Some Republicans have blamed Fulton County District Attorney Fani Willis for overcrowding, suggesting she has diverted too many prosecutors to pursue a case that led to the indictments of former President Donald Trump and 18 others for conspiring to overturn Georgia’s 2020 presidential election.

Of 3,500 people jailed at the end of August, 35% had yet to be indicted and faced no other charges Critics of Willis suggest overcrowding results in part from the failure to indict and try suspects rapidly enough.

However, the jail has long been over its capacity and most Georgia counties saw a backlog of cases pile up when courts were restricting proceedings during the COVID-19 pandemic.

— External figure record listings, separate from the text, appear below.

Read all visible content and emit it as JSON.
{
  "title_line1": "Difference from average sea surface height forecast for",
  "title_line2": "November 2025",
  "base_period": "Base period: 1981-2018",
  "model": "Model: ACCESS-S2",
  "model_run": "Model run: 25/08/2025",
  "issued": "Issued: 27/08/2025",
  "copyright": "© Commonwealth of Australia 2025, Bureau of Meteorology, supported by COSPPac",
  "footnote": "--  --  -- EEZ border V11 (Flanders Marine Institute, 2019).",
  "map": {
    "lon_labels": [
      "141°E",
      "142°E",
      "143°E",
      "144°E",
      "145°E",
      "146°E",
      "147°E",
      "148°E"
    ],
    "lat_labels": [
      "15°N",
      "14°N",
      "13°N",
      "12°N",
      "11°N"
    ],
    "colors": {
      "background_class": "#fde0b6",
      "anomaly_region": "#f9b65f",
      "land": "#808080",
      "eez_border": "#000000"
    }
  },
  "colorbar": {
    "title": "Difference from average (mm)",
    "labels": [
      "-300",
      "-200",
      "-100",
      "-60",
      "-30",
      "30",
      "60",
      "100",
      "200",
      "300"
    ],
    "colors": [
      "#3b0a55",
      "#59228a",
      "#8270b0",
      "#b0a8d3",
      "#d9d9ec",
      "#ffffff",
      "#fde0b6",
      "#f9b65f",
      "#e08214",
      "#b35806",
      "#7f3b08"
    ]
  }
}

Willis in July dismissed criticism that Trump was keeping her office from handling other cases, saying "We can walk and chew gum at the same time" and noting that the murder rate in Atlanta has fallen significantly.

Albers dismissed the idea that the probe would be aimed at Willis, noting he had worked with her to toughen gang laws.

"I will work with anybody who wants to lock arms and fix a problem," Albers said.

The Associated Press contributed to this report.